Uterine fibroids are non-cancerous growths that develop from the muscle tissue of the uterus. These growths are common, affecting a large percentage of women during their reproductive years. For many, however, fibroids are a source of pelvic discomfort and pain. This pain is not monolithic; it arises from several distinct biological and mechanical processes, which depend heavily on the growth’s characteristics.
How Fibroid Location Determines Symptoms
The specific symptoms experienced are often determined by where the fibroid is situated within the uterine structure. Subserosal fibroids grow on the outside wall of the uterus, often protruding into the pelvic cavity, making them most likely to cause pressure symptoms on neighboring organs.
Intramural fibroids are embedded within the muscular wall of the uterus, known as the myometrium, and are the most commonly diagnosed type. These growths can distort the uterus’s overall shape and size, which influences both pressure and menstrual pain. Submucosal fibroids, though the least common, form just beneath the lining of the uterine cavity. Even small submucosal fibroids can cause the most significant symptoms related to bleeding and cramping.
Pain Caused by Physical Mass and Pressure
Chronic, persistent pain is often a direct result of the fibroid’s physical size and weight, a phenomenon known as mass effect. As fibroids grow larger, they occupy increasing space within the confined pelvic and abdominal cavities. This leads to a constant feeling of heaviness, fullness, or a dull ache in the lower abdomen.

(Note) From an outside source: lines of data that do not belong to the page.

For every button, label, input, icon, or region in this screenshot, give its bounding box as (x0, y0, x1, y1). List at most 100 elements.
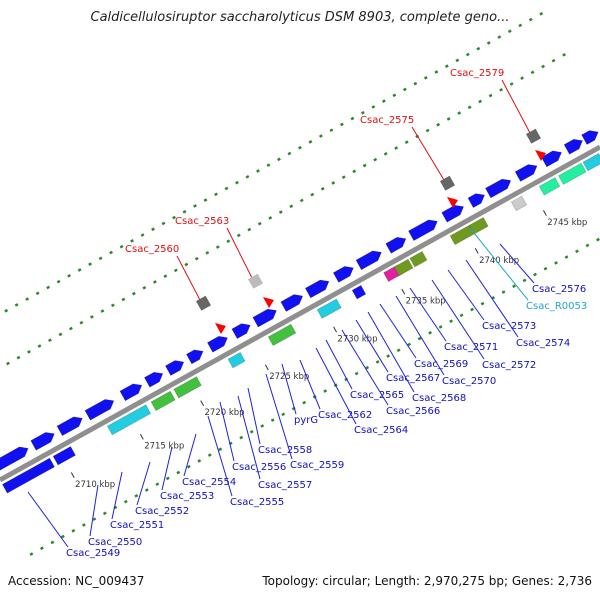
gene-label[interactable]: Csac_2564 (354, 425, 408, 436)
inner-tick-dots (123, 499, 128, 504)
gene-label[interactable]: Csac_2568 (412, 393, 466, 404)
scale-tick (543, 210, 547, 216)
scale-tick (70, 472, 75, 478)
gene-label[interactable]: Csac_2555 (230, 497, 284, 508)
highlighted-gene-label[interactable]: Csac_2579 (450, 68, 504, 79)
gene-label[interactable]: Csac_R0053 (526, 301, 587, 312)
inner-gene-4[interactable] (150, 390, 176, 412)
mid-tick-dots (509, 82, 514, 86)
forward-gene-12[interactable] (304, 277, 331, 299)
inner-tick-dots (407, 342, 412, 347)
forward-gene-3[interactable] (84, 396, 117, 421)
inner-gene-17[interactable] (558, 162, 587, 185)
inner-gene-7-shape (267, 323, 297, 347)
inner-tick-dots (543, 266, 548, 271)
forward-gene-22[interactable] (563, 136, 585, 155)
inner-gene-6[interactable] (227, 351, 246, 369)
forward-gene-7[interactable] (185, 346, 205, 365)
inner-gene-0[interactable] (2, 469, 34, 494)
gene-label[interactable]: Csac_2556 (232, 462, 286, 473)
forward-gene-4[interactable] (119, 380, 145, 402)
forward-gene-0[interactable] (0, 444, 31, 473)
highlighted-gene-label[interactable]: Csac_2563 (175, 216, 229, 227)
inner-gene-3[interactable] (106, 404, 152, 436)
gene-label[interactable]: Csac_2569 (414, 359, 468, 370)
inner-gene-2[interactable] (52, 446, 76, 466)
inner-tick-dots (39, 546, 44, 551)
gene-label[interactable]: Csac_2576 (532, 284, 586, 295)
gene-label[interactable]: Csac_2567 (386, 373, 440, 384)
gene-label[interactable]: Csac_2570 (442, 376, 496, 387)
highlight-marker-icon (215, 323, 226, 334)
highlighted-gene-feature[interactable] (248, 273, 263, 289)
forward-gene-0-shape (0, 446, 29, 473)
inner-gene-16[interactable] (538, 177, 561, 196)
gene-label[interactable]: Csac_2566 (386, 406, 440, 417)
forward-gene-13[interactable] (332, 263, 356, 283)
forward-gene-16[interactable] (408, 216, 440, 242)
forward-gene-19[interactable] (485, 176, 513, 199)
gene-label[interactable]: Csac_2565 (350, 390, 404, 401)
gene-label[interactable]: Csac_2551 (110, 520, 164, 531)
inner-gene-16-shape (538, 177, 561, 196)
inner-gene-1[interactable] (28, 457, 55, 479)
highlighted-gene-feature[interactable] (196, 295, 211, 311)
forward-gene-6[interactable] (165, 357, 186, 376)
forward-gene-11[interactable] (280, 291, 306, 312)
inner-gene-5[interactable] (173, 376, 202, 399)
gene-label[interactable]: Csac_2559 (290, 460, 344, 471)
highlighted-gene-feature[interactable] (440, 175, 455, 191)
gene-label[interactable]: pyrG (294, 415, 318, 426)
mid-tick-dots (79, 320, 84, 325)
highlighted-gene-feature[interactable] (526, 128, 541, 144)
inner-gene-15[interactable] (510, 195, 528, 212)
inner-gene-8-shape (316, 298, 342, 319)
mid-tick-dots (520, 76, 525, 80)
forward-gene-14[interactable] (355, 247, 384, 271)
forward-gene-20[interactable] (514, 161, 540, 182)
mid-tick-dots (48, 338, 52, 343)
forward-gene-21[interactable] (540, 148, 564, 168)
forward-gene-9[interactable] (231, 320, 253, 340)
mid-tick-dots (425, 128, 430, 133)
highlighted-gene-label[interactable]: Csac_2575 (360, 115, 414, 126)
inner-gene-12[interactable] (409, 251, 428, 268)
outer-tick-dots (25, 297, 30, 301)
inner-gene-4-shape (150, 390, 176, 412)
forward-gene-14-shape (355, 250, 382, 271)
inner-gene-18[interactable] (582, 153, 600, 172)
gene-label[interactable]: Csac_2550 (88, 537, 142, 548)
inner-gene-9[interactable] (351, 285, 367, 300)
forward-gene-15[interactable] (385, 234, 409, 254)
inner-gene-11[interactable] (393, 258, 414, 277)
forward-gene-8[interactable] (206, 333, 230, 353)
forward-gene-1[interactable] (30, 429, 57, 451)
gene-label[interactable]: Csac_2554 (182, 477, 236, 488)
gene-label[interactable]: Csac_2552 (135, 506, 189, 517)
gene-label[interactable]: Csac_2553 (160, 491, 214, 502)
inner-tick-dots (260, 424, 265, 428)
forward-gene-18[interactable] (467, 190, 487, 209)
inner-gene-7[interactable] (267, 323, 297, 347)
gene-label[interactable]: Csac_2573 (482, 321, 536, 332)
forward-gene-23[interactable] (581, 127, 600, 145)
forward-gene-2[interactable] (56, 413, 85, 437)
gene-label[interactable]: Csac_2571 (444, 342, 498, 353)
forward-gene-10[interactable] (252, 306, 279, 328)
outer-tick-dots (308, 140, 313, 144)
mid-tick-dots (383, 152, 388, 156)
gene-label[interactable]: Csac_2557 (258, 480, 312, 491)
inner-gene-8[interactable] (316, 298, 342, 319)
gene-label[interactable]: Csac_2558 (258, 445, 312, 456)
inner-tick-dots (470, 307, 474, 312)
inner-tick-dots (81, 523, 86, 527)
forward-gene-5[interactable] (144, 369, 165, 388)
gene-label-leader (136, 461, 151, 506)
gene-label[interactable]: Csac_2562 (318, 410, 372, 421)
gene-label[interactable]: Csac_2574 (516, 338, 570, 349)
accession-text: Accession: NC_009437 (8, 574, 145, 588)
highlighted-gene-label[interactable]: Csac_2560 (125, 244, 179, 255)
gene-label[interactable]: Csac_2549 (66, 548, 120, 559)
gene-label[interactable]: Csac_2572 (482, 360, 536, 371)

Fibroids, particularly subserosal ones, can exert pressure on adjacent structures outside the uterus. A fibroid growing toward the front of the body can compress the bladder, causing a frequent and urgent need to urinate or difficulty fully emptying the bladder. Conversely, a fibroid pressing toward the back of the pelvis can constrict the rectum or parts of the bowel, leading to chronic constipation or a feeling of rectal fullness.
Fibroids growing on the posterior wall of the uterus can impinge upon sensitive pelvic nerves. When a large fibroid presses on the sciatic nerve or its roots, it results in referred pain that is often described as chronic lower back or leg pain. This sciatica-like symptom involves shooting or tingling sensations down the leg. This mechanical compression is a source of chronic discomfort, distinct from the sharp, cyclic pain associated with menstruation or tissue death.
Acute Pain from Tissue Degeneration
Acute pain occurs when a fibroid outgrows its limited blood supply, leading to acute symptoms. Rapid growth can cause the demand to exceed the supply, resulting in localized ischemia. The resulting process is called degeneration, where the fibroid tissue begins to die, often triggering intense, sudden pain.
One specific type, known as red degeneration, involves bleeding into the fibroid tissue itself and is often accompanied by an intense inflammatory response. The dying cells release chemical mediators that cause severe, localized pain. This degenerative pain is typically self-limiting, often resolving over a period of a few weeks once the tissue death stabilizes.
Another cause of acute pain involves pedunculated fibroids, which are attached to the uterus by a narrow stalk. If this stalk twists, a condition known as torsion, the blood supply to the fibroid is immediately cut off entirely. This twisting causes sudden, extremely sharp pain and is a medical emergency requiring prompt attention.
The Connection to Severe Menstrual Pain
Fibroids can increase the severity of menstrual pain, or dysmenorrhea, primarily through their effect on the uterine lining and muscle activity. Submucosal fibroids, in particular, can distort the uterine cavity, leading to a larger surface area of the uterine lining to shed each cycle. This often results in menorrhagia, which is abnormally heavy and prolonged menstrual bleeding.
To expel the excessive blood and tissue, the muscular wall of the uterus must contract more forcefully and frequently than normal. The uterus essentially attempts to push out the fibroid along with the uterine lining, which creates intensified cramping and pain during menstruation. This forceful muscular action is chemically mediated by an increased release of prostaglandins, powerful hormone-like compounds that stimulate painful uterine contractions.